As Moss explains; "My aim was to initiate little narratives, some of which I hope will amuse - between certain of the Museum's historical holdings and these futuristic contemporary objects, not only shedding new light on the Museum's collection, but, in the process, demonstrating the wide reach of these new technologies.

Pieces being displayed include; 

 - An articulated light shade that can be opened or closed like a blooming lotus flower, allowing for more or less light to be diffused. All of the moving mechanical parts of the shade are created in one print and the lampshade emerges from the printing machine complete; there is no assembly.

 - A couture fashion dress in 3-D printed nylon, built through Additive Manufacturing, which allowed for this sculpted ensemble to be produced without any seams - no sewing machine or handwork was employed.

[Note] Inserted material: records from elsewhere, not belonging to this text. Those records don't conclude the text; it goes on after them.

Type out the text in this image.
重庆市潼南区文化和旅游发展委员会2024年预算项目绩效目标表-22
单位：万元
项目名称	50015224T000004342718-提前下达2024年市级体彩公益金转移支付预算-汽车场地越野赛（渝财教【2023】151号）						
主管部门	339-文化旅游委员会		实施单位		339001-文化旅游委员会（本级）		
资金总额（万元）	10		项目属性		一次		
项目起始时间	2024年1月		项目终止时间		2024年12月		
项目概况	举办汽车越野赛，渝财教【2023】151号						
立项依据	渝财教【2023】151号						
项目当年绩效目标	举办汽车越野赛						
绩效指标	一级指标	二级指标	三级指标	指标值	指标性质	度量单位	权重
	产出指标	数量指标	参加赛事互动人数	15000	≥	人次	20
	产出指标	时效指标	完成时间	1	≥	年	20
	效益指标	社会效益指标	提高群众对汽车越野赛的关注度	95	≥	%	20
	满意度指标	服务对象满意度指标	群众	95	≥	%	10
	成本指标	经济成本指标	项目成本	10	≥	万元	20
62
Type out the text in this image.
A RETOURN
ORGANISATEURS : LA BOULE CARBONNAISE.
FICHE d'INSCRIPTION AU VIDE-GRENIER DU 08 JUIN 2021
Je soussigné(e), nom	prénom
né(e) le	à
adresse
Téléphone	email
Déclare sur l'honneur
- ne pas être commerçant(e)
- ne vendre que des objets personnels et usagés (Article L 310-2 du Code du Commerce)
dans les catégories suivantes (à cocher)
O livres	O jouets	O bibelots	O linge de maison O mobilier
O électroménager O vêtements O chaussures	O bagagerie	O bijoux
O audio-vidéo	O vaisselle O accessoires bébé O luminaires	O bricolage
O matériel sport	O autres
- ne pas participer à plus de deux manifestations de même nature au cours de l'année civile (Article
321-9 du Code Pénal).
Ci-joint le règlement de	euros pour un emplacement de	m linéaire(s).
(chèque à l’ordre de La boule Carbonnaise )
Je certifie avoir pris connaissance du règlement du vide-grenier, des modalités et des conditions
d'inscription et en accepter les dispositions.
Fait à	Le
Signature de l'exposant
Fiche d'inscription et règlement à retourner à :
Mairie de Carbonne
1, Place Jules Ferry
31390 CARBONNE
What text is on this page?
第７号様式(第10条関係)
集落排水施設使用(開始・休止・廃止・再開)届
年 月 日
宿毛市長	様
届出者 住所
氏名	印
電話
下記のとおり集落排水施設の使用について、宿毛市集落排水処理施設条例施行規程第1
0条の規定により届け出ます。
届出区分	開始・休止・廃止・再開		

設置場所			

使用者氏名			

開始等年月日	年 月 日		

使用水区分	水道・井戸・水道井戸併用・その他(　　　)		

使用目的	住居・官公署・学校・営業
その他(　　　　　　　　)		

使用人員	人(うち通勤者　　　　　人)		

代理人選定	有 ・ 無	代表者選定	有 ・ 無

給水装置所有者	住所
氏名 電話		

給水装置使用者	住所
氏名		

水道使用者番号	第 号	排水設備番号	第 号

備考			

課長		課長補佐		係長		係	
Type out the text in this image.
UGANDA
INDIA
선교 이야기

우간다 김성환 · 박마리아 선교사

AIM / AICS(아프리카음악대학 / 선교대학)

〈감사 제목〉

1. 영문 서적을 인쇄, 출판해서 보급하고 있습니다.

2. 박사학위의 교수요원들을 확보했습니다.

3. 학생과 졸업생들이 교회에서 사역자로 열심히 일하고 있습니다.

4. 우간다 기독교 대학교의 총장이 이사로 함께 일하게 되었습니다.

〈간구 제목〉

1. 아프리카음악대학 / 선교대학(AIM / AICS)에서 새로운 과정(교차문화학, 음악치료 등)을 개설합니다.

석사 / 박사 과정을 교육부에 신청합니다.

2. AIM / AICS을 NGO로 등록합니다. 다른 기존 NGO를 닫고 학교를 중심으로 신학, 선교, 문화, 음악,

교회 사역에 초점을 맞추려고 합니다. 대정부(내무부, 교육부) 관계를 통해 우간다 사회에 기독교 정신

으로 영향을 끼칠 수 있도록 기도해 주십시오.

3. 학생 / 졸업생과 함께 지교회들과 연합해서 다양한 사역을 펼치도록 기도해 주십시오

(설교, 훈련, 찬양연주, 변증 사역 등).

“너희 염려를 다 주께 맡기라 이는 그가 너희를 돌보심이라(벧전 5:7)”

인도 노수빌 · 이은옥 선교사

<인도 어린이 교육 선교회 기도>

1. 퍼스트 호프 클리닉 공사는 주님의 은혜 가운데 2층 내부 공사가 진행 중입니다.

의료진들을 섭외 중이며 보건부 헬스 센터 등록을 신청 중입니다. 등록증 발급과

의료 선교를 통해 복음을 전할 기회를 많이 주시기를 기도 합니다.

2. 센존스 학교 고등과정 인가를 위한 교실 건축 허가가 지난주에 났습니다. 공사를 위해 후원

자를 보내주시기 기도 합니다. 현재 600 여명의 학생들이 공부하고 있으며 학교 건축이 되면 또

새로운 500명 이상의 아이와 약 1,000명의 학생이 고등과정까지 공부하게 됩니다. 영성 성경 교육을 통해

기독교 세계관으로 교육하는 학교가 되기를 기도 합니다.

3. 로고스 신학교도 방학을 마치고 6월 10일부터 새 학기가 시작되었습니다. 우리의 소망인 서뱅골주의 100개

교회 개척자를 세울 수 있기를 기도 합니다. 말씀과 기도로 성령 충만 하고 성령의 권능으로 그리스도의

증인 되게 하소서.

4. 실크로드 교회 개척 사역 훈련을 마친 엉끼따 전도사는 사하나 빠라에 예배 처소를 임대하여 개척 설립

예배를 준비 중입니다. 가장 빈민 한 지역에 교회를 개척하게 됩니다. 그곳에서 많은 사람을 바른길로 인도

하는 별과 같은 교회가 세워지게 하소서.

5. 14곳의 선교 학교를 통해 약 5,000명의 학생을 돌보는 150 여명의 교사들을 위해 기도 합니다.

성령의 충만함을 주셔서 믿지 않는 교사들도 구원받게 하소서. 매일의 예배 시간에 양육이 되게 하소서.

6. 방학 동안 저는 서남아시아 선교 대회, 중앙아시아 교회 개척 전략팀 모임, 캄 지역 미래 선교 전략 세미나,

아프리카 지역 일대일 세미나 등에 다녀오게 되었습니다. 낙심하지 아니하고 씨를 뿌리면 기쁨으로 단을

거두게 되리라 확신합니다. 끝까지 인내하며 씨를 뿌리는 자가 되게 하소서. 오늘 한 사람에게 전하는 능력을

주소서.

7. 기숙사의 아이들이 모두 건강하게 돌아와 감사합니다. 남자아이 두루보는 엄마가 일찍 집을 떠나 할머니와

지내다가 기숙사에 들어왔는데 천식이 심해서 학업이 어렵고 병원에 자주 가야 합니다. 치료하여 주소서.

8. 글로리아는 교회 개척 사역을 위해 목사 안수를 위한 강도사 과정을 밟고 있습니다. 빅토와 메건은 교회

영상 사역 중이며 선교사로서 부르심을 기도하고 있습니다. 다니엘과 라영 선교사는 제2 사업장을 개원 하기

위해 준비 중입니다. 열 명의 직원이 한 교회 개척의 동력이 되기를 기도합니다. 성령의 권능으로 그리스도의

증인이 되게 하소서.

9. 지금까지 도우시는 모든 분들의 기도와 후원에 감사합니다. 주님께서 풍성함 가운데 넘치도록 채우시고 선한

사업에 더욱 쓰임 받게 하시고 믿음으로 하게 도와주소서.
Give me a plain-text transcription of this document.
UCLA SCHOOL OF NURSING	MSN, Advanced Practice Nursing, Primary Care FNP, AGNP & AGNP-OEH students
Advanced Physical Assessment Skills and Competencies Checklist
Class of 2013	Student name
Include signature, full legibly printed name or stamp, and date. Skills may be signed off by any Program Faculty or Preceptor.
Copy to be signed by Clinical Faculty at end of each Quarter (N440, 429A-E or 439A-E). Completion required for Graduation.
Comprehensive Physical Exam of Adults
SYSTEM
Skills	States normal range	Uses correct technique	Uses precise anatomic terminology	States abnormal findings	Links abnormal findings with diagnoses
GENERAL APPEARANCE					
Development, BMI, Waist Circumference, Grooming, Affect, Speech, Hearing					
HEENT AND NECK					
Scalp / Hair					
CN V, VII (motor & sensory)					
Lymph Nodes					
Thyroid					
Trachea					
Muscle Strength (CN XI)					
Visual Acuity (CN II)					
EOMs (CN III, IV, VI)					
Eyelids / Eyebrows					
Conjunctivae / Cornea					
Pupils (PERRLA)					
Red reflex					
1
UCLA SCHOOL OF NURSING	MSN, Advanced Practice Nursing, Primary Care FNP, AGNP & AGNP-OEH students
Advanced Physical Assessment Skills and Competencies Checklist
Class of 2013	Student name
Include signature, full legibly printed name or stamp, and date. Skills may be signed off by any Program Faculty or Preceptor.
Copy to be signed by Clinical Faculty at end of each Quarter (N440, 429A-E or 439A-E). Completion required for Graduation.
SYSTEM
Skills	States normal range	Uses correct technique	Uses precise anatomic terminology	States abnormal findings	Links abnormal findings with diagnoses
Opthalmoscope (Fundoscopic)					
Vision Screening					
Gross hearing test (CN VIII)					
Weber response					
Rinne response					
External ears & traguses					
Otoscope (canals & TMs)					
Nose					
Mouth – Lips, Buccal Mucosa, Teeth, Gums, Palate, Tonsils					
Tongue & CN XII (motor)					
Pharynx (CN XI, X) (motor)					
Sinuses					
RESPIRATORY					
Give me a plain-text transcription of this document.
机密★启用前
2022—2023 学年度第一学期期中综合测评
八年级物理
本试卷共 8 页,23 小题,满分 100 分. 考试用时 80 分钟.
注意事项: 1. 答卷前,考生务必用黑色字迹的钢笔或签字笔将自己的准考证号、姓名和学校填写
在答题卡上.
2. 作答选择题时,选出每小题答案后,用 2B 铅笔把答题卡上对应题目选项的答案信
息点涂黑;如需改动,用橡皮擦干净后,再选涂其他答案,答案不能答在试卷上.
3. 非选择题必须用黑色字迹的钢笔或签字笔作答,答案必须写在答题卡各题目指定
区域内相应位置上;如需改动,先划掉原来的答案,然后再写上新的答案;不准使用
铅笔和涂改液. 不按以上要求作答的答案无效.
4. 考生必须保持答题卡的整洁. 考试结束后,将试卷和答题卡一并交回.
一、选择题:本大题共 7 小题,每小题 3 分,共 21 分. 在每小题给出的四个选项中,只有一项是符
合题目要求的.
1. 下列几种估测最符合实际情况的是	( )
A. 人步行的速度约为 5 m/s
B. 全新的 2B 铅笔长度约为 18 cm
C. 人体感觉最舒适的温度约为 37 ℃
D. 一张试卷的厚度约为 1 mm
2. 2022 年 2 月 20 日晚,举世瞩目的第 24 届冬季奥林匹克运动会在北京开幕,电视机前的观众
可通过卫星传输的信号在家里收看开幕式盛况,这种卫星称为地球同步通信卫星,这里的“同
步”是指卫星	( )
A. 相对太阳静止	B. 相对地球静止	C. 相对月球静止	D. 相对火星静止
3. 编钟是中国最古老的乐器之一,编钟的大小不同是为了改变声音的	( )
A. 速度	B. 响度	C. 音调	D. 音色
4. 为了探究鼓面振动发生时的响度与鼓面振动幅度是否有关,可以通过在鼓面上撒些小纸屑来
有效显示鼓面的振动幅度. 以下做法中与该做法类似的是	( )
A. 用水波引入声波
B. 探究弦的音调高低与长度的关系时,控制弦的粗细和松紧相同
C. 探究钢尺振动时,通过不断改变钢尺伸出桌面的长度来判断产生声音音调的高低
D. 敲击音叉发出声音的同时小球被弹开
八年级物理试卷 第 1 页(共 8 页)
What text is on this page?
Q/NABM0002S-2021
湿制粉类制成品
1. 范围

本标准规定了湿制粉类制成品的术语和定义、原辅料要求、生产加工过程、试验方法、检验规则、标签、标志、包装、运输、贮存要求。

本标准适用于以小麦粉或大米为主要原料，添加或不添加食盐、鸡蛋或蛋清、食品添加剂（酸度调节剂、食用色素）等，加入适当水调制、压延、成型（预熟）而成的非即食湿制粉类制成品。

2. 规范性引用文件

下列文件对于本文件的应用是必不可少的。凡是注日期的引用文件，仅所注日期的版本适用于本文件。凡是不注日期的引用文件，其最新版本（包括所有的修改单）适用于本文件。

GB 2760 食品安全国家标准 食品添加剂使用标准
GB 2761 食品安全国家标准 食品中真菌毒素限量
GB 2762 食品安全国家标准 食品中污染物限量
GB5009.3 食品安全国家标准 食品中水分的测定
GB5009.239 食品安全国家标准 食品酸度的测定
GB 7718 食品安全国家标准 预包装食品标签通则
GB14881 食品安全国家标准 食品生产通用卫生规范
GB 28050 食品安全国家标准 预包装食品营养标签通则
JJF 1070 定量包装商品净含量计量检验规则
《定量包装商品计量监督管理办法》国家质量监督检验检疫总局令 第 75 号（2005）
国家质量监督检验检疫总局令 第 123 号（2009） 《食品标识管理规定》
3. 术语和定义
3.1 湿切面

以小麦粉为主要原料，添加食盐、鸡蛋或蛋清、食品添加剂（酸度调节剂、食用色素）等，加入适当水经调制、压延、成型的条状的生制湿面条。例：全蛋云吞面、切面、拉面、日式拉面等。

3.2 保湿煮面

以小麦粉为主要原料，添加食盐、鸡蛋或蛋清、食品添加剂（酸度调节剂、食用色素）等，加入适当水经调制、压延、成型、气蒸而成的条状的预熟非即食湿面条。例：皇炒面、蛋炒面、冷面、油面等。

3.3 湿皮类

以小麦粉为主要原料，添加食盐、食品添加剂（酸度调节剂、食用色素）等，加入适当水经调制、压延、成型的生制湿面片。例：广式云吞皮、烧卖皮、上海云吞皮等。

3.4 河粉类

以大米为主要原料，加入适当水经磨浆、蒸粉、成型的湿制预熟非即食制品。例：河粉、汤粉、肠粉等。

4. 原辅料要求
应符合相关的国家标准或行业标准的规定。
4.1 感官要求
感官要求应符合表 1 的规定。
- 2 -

 - Intricately designed tables and chairs, using 3-D printed epoxy resin and built through Additive Manufacturing.

Materialise UK, based at the Advanced Manufacturing Park (AMP) in Rotherham, has the largest capacity of rapid prototyping equipment in Europe. The advantages of additive manufacturing have been used by Materialise to develop unique solutions that make a world of difference for its many customers with their prototyping as well as production needs. These customers range from large companies in the automotive, consumer electronics and consumables sectors; to famous hospitals, research institutes and clinicians.